Updated: Jul 19, 2020
This is a three part series discussing how the Labour Government of 1984-1990 came to power in the election of 1984 .
Artwork by Julia Jarzyna.
When the fourth Labour Government in New Zealand’s history came to power after a long spell of living in the shadow of the conservative National Government, reforms shook the country to its core. Personally, the effects of these reforms I believe still linger today, but that is for another time.
Today I would like to continue my analysis of how the Fourth Labour Government won the election in 1984. I recently discussed the first reason for its victory (see here), I now discuss my second reason behind this triumph.
The deteriorating economic situation in New Zealand played an important role in National’s eventual defeat at the 1984 general election.
Upon being elected in 1975 the National Party failed to manage the economic consequences of both the first ‘oil shock’ of 1973 and the implications of the United Kingdom membership of the European Economic Community. Between 1975 and 1984, New Zealand terms of trade had fallen by 34 percent, while inflation had risen to 21 percent in 1984. By 1983 the unemployment rate was 10 percent compared to 1973 when it had been less than 1 percent. When the UK joined the EEC a market for 40 percent of New Zealand’s agricultural exports was effectively closed. GDP growth per capita averaged below 1 percent during the 1976-84 period and in addition, the agriculture sector saw significant decreases in farm income between 1973-83 of up to 40 percent.
By 1984, the New Zealand electorate had grown tired of the Muldoon government’s “authoritarian approach to the management of the economy” and its reliance on more protectionism and interim measures. In order to reduce inflation rates, for instance, the National Government implemented a wage/price freeze in 1982, an approach at odds with the National Party’s values of “individual freedom and private enterprise” which became a recurring theme in National’s approach to managing the economy. Moon observes Muldoon’s economic management were “the actions of an autocrat vainly trying to hold back the inevitable”, the inevitable being the economic problems New Zealand would soon face. That assessment is shared by historian and political scientist Gustafson who argued that the difficulties the Government was stuck and lacked new ideas or initiatives to manage emerging economic risks, such as the threat of hyperinflation.
Other economic challenges included the wage-price freeze and rising interest rates which imposed additional burdens on home-owners. This resulted in regulations 14 for maximum interest rates at 11 percent, while interest rates for “second mortgages” were to remain fixed by the central Government at 14 percent.

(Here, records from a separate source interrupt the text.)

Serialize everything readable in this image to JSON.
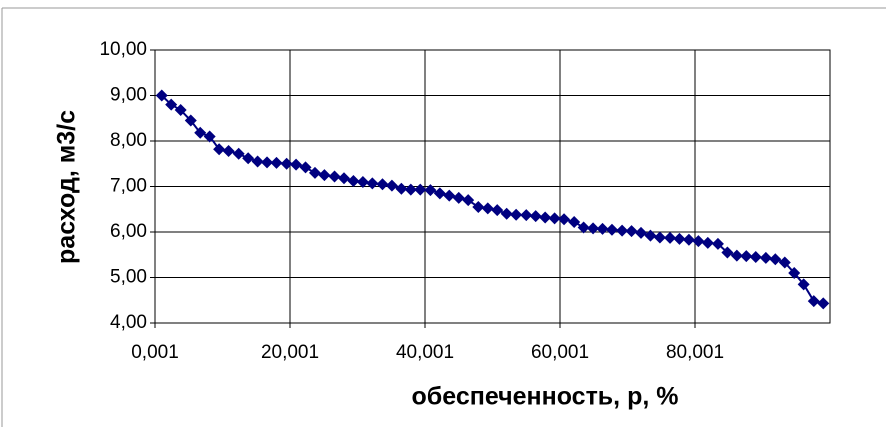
{
  "chart_data": {
    "type": "line",
    "xlabel": "обеспеченность, р, %",
    "ylabel": "расход, м3/с",
    "x": [
      1.0,
      2.4,
      3.8,
      5.3,
      6.7,
      8.1,
      9.5,
      10.9,
      12.4,
      13.8,
      15.2,
      16.6,
      18.0,
      19.5,
      20.9,
      22.3,
      23.7,
      25.1,
      26.6,
      28.0,
      29.4,
      30.8,
      32.2,
      33.7,
      35.1,
      36.5,
      37.9,
      39.3,
      40.8,
      42.2,
      43.6,
      45.0,
      46.4,
      47.9,
      49.3,
      50.7,
      52.1,
      53.5,
      55.0,
      56.4,
      57.8,
      59.2,
      60.6,
      62.1,
      63.5,
      64.9,
      66.3,
      67.7,
      69.2,
      70.6,
      72.0,
      73.4,
      74.8,
      76.3,
      77.7,
      79.1,
      80.5,
      81.9,
      83.4,
      84.8,
      86.2,
      87.6,
      89.0,
      90.5,
      91.9,
      93.3,
      94.7,
      96.1,
      97.6,
      99.0
    ],
    "series": [
      {
        "color": "#000080",
        "values": [
          9.0,
          8.8,
          8.68,
          8.45,
          8.18,
          8.1,
          7.82,
          7.78,
          7.72,
          7.62,
          7.55,
          7.53,
          7.52,
          7.5,
          7.48,
          7.42,
          7.3,
          7.25,
          7.22,
          7.18,
          7.12,
          7.1,
          7.07,
          7.05,
          7.02,
          6.95,
          6.93,
          6.93,
          6.92,
          6.85,
          6.8,
          6.75,
          6.7,
          6.55,
          6.52,
          6.48,
          6.4,
          6.38,
          6.37,
          6.35,
          6.32,
          6.3,
          6.28,
          6.22,
          6.1,
          6.08,
          6.07,
          6.05,
          6.03,
          6.02,
          5.98,
          5.92,
          5.88,
          5.87,
          5.85,
          5.83,
          5.8,
          5.76,
          5.74,
          5.55,
          5.48,
          5.47,
          5.45,
          5.43,
          5.4,
          5.33,
          5.1,
          4.85,
          4.48,
          4.43
        ]
      }
    ],
    "xlim": [
      0.001,
      100.001
    ],
    "xticks": [
      {
        "value": 0.001,
        "label": "0,001"
      },
      {
        "value": 20.001,
        "label": "20,001"
      },
      {
        "value": 40.001,
        "label": "40,001"
      },
      {
        "value": 60.001,
        "label": "60,001"
      },
      {
        "value": 80.001,
        "label": "80,001"
      }
    ],
    "ylim": [
      4,
      10
    ],
    "yticks": [
      {
        "value": 4,
        "label": "4,00"
      },
      {
        "value": 5,
        "label": "5,00"
      },
      {
        "value": 6,
        "label": "6,00"
      },
      {
        "value": 7,
        "label": "7,00"
      },
      {
        "value": 8,
        "label": "8,00"
      },
      {
        "value": 9,
        "label": "9,00"
      },
      {
        "value": 10,
        "label": "10,00"
      }
    ],
    "grid": true
  }
}
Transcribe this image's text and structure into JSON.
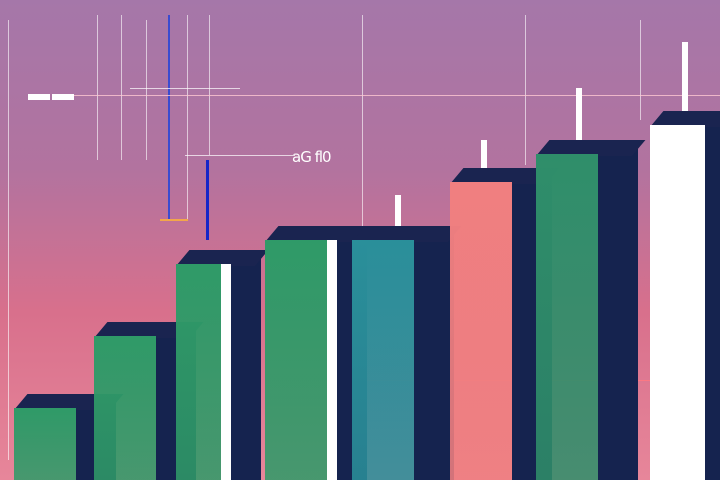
{
  "chart_data": {
    "type": "bar",
    "title": "",
    "xlabel": "",
    "ylabel": "",
    "annotation": "aG fl0",
    "grid": true,
    "values": [
      15,
      30,
      45,
      50,
      50,
      62,
      68,
      74
    ],
    "ylim": [
      0,
      100
    ],
    "bar_colors": [
      "#2f9a68",
      "#2f9a68",
      "#2f9a68",
      "#2f9a68",
      "#2a8f9a",
      "#f07f80",
      "#2f8e6a",
      "#ffffff"
    ],
    "side_color": "#15234f",
    "top_color": "#1a2450"
  }
}
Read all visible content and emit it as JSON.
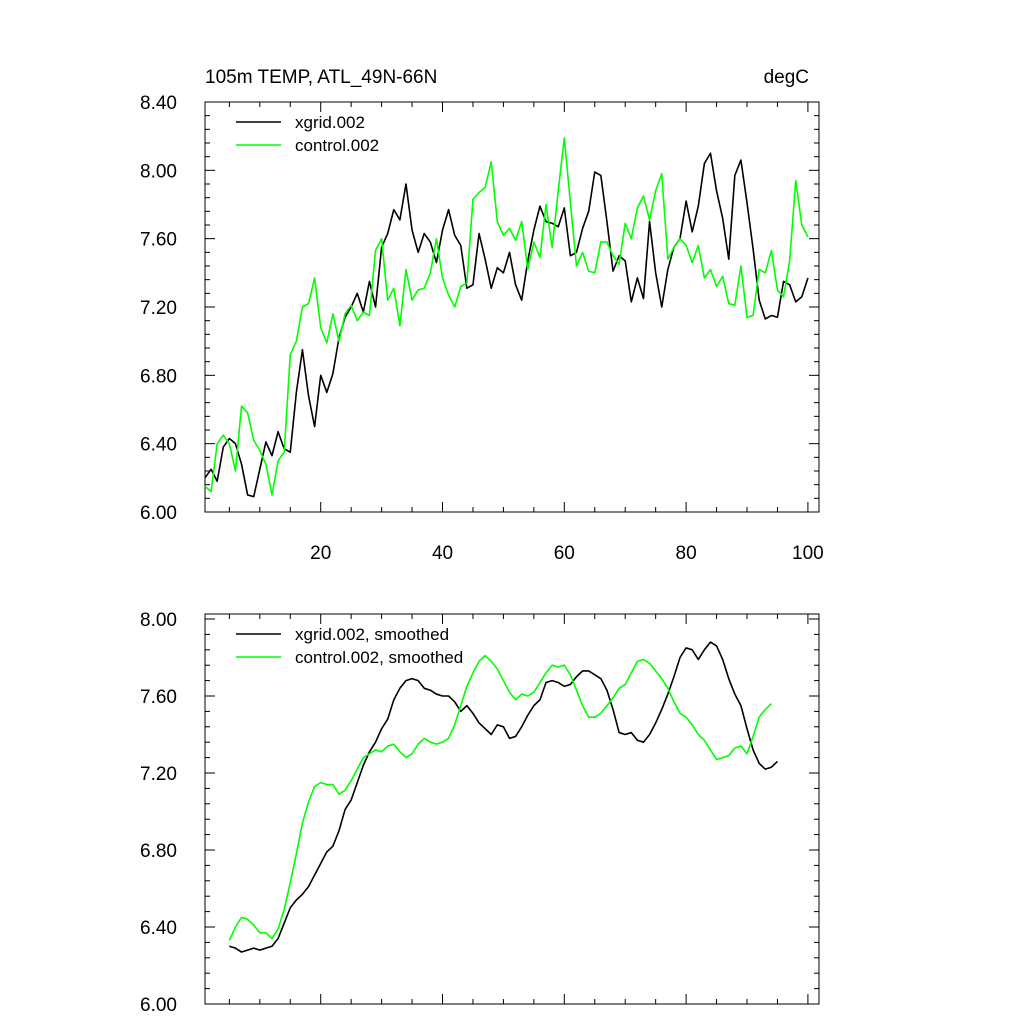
{
  "chart_data": [
    {
      "type": "line",
      "title": "105m TEMP, ATL_49N-66N",
      "units": "degC",
      "xlabel": "",
      "ylabel": "",
      "xlim": [
        1,
        101
      ],
      "ylim": [
        6.0,
        8.4
      ],
      "x_ticks": [
        20,
        40,
        60,
        80,
        100
      ],
      "x_tick_labels": [
        "20",
        "40",
        "60",
        "80",
        "100"
      ],
      "y_ticks": [
        6.0,
        6.4,
        6.8,
        7.2,
        7.6,
        8.0,
        8.4
      ],
      "y_tick_labels": [
        "6.00",
        "6.40",
        "6.80",
        "7.20",
        "7.60",
        "8.00",
        "8.40"
      ],
      "legend_position": "top-left",
      "series": [
        {
          "name": "xgrid.002",
          "color": "#000000",
          "x_start": 1,
          "values": [
            6.2,
            6.25,
            6.18,
            6.38,
            6.43,
            6.4,
            6.28,
            6.1,
            6.09,
            6.25,
            6.41,
            6.33,
            6.47,
            6.37,
            6.35,
            6.7,
            6.95,
            6.68,
            6.5,
            6.8,
            6.7,
            6.81,
            7.02,
            7.14,
            7.2,
            7.28,
            7.17,
            7.35,
            7.2,
            7.55,
            7.63,
            7.77,
            7.71,
            7.92,
            7.65,
            7.52,
            7.63,
            7.58,
            7.46,
            7.65,
            7.77,
            7.62,
            7.56,
            7.31,
            7.33,
            7.63,
            7.48,
            7.31,
            7.43,
            7.4,
            7.52,
            7.33,
            7.24,
            7.47,
            7.65,
            7.79,
            7.7,
            7.69,
            7.67,
            7.78,
            7.5,
            7.52,
            7.66,
            7.76,
            7.99,
            7.97,
            7.7,
            7.41,
            7.5,
            7.47,
            7.23,
            7.37,
            7.25,
            7.7,
            7.4,
            7.2,
            7.42,
            7.55,
            7.6,
            7.82,
            7.64,
            7.79,
            8.04,
            8.1,
            7.88,
            7.72,
            7.48,
            7.97,
            8.06,
            7.81,
            7.54,
            7.24,
            7.13,
            7.15,
            7.14,
            7.35,
            7.33,
            7.23,
            7.26,
            7.37
          ]
        },
        {
          "name": "control.002",
          "color": "#00ff00",
          "x_start": 1,
          "values": [
            6.15,
            6.12,
            6.4,
            6.45,
            6.4,
            6.24,
            6.62,
            6.58,
            6.42,
            6.36,
            6.28,
            6.1,
            6.3,
            6.35,
            6.92,
            7.0,
            7.2,
            7.22,
            7.37,
            7.08,
            6.99,
            7.16,
            7.0,
            7.16,
            7.21,
            7.12,
            7.17,
            7.15,
            7.53,
            7.6,
            7.24,
            7.31,
            7.09,
            7.42,
            7.24,
            7.3,
            7.31,
            7.4,
            7.6,
            7.37,
            7.27,
            7.2,
            7.32,
            7.34,
            7.83,
            7.87,
            7.9,
            8.05,
            7.7,
            7.62,
            7.66,
            7.59,
            7.7,
            7.42,
            7.58,
            7.49,
            7.8,
            7.55,
            7.88,
            8.19,
            7.81,
            7.44,
            7.52,
            7.41,
            7.4,
            7.58,
            7.58,
            7.5,
            7.45,
            7.69,
            7.6,
            7.78,
            7.85,
            7.71,
            7.88,
            7.98,
            7.48,
            7.55,
            7.6,
            7.56,
            7.46,
            7.56,
            7.37,
            7.42,
            7.32,
            7.38,
            7.22,
            7.21,
            7.44,
            7.14,
            7.15,
            7.42,
            7.4,
            7.53,
            7.3,
            7.26,
            7.47,
            7.94,
            7.68,
            7.61
          ]
        }
      ]
    },
    {
      "type": "line",
      "title": "",
      "xlabel": "",
      "ylabel": "",
      "xlim": [
        1,
        101
      ],
      "ylim": [
        6.0,
        8.0
      ],
      "x_ticks": [
        20,
        40,
        60,
        80,
        100
      ],
      "x_tick_labels": [],
      "y_ticks": [
        6.0,
        6.4,
        6.8,
        7.2,
        7.6,
        8.0
      ],
      "y_tick_labels": [
        "6.00",
        "6.40",
        "6.80",
        "7.20",
        "7.60",
        "8.00"
      ],
      "legend_position": "top-left",
      "series": [
        {
          "name": "xgrid.002, smoothed",
          "color": "#000000",
          "x_start": 5,
          "values": [
            6.3,
            6.29,
            6.27,
            6.28,
            6.29,
            6.28,
            6.29,
            6.3,
            6.34,
            6.42,
            6.5,
            6.54,
            6.57,
            6.61,
            6.67,
            6.73,
            6.79,
            6.82,
            6.9,
            7.01,
            7.06,
            7.15,
            7.24,
            7.31,
            7.36,
            7.43,
            7.48,
            7.58,
            7.64,
            7.68,
            7.69,
            7.68,
            7.64,
            7.63,
            7.61,
            7.6,
            7.6,
            7.57,
            7.52,
            7.55,
            7.51,
            7.46,
            7.43,
            7.4,
            7.45,
            7.44,
            7.38,
            7.39,
            7.44,
            7.5,
            7.55,
            7.58,
            7.67,
            7.68,
            7.67,
            7.65,
            7.66,
            7.7,
            7.73,
            7.73,
            7.71,
            7.69,
            7.63,
            7.53,
            7.41,
            7.4,
            7.41,
            7.37,
            7.36,
            7.4,
            7.46,
            7.53,
            7.61,
            7.7,
            7.8,
            7.85,
            7.84,
            7.79,
            7.84,
            7.88,
            7.86,
            7.79,
            7.69,
            7.61,
            7.55,
            7.43,
            7.32,
            7.25,
            7.22,
            7.23,
            7.26
          ]
        },
        {
          "name": "control.002, smoothed",
          "color": "#00ff00",
          "x_start": 5,
          "values": [
            6.33,
            6.4,
            6.45,
            6.44,
            6.41,
            6.37,
            6.37,
            6.34,
            6.39,
            6.49,
            6.63,
            6.78,
            6.94,
            7.05,
            7.13,
            7.15,
            7.14,
            7.14,
            7.09,
            7.11,
            7.16,
            7.22,
            7.28,
            7.3,
            7.32,
            7.31,
            7.34,
            7.35,
            7.31,
            7.28,
            7.3,
            7.35,
            7.38,
            7.36,
            7.35,
            7.36,
            7.38,
            7.45,
            7.55,
            7.65,
            7.72,
            7.78,
            7.81,
            7.78,
            7.74,
            7.68,
            7.62,
            7.58,
            7.61,
            7.6,
            7.62,
            7.67,
            7.72,
            7.76,
            7.75,
            7.76,
            7.71,
            7.63,
            7.55,
            7.49,
            7.49,
            7.51,
            7.55,
            7.59,
            7.64,
            7.66,
            7.72,
            7.78,
            7.79,
            7.77,
            7.73,
            7.69,
            7.64,
            7.57,
            7.51,
            7.49,
            7.45,
            7.4,
            7.37,
            7.32,
            7.27,
            7.28,
            7.29,
            7.33,
            7.34,
            7.3,
            7.39,
            7.49,
            7.53,
            7.56
          ]
        }
      ]
    }
  ]
}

These controls on interest rates, as well as wages and prices, were resisted across the political spectrum, and particularly by the Government’s own supporters. There was widespread resentment and frustration at this seemingly “out of touch” government that had “deserted its fundamental principles of individual freedom and private enterprise”.
Many New Zealanders were drawn to opposition leader David Lange who stated, ‘this country hasn’t had a policy from the National Government since 1975.” The Labour Party understood that to sustain its increasing electoral support it simply needed to play up the Government’s perceived lack of ideas. Consequently, rather than explicitly stating its own economic agenda to counter National’s, it deliberately focused its manifesto on social and foreign policy issues, rather than on economic policy. Economist Brian Easton underlines this point observing that ahead of the 1984 election, the Labour Party produced “a substantial document of 103 pages” of which “only 5 pages [were] on ‘Economic Policy’”. Unsurprisingly the Labour Party’s official history fails to mention this point, though it was widely commented upon at the time.
In fact, the Labour Party’s own approach to the economy was undergoing its own transformation. Labour’s shadow finance minister and eventual Finance Minister, Roger Douglas, did not intend to resuscitate the economy through the approach taken by “previous Labour governments” because this was already the approach being taken by the Muldoon-led government. A more radical approach, focused on a greater emphasis on the market and on neo-liberal economic policies, would be adopted. In fact, it was unnecessary in purely political terms to articulate an alternative economic agenda given the disillusionment with the National Government’s approach. There was a sense in the electorate that almost anything would be better than the existing economic approach.
Labour was therefore able to present itself as the opposite of the Muldoon government, without needing to go into details, thereby getting the necessary support that would eventually win them the General Election of 1984.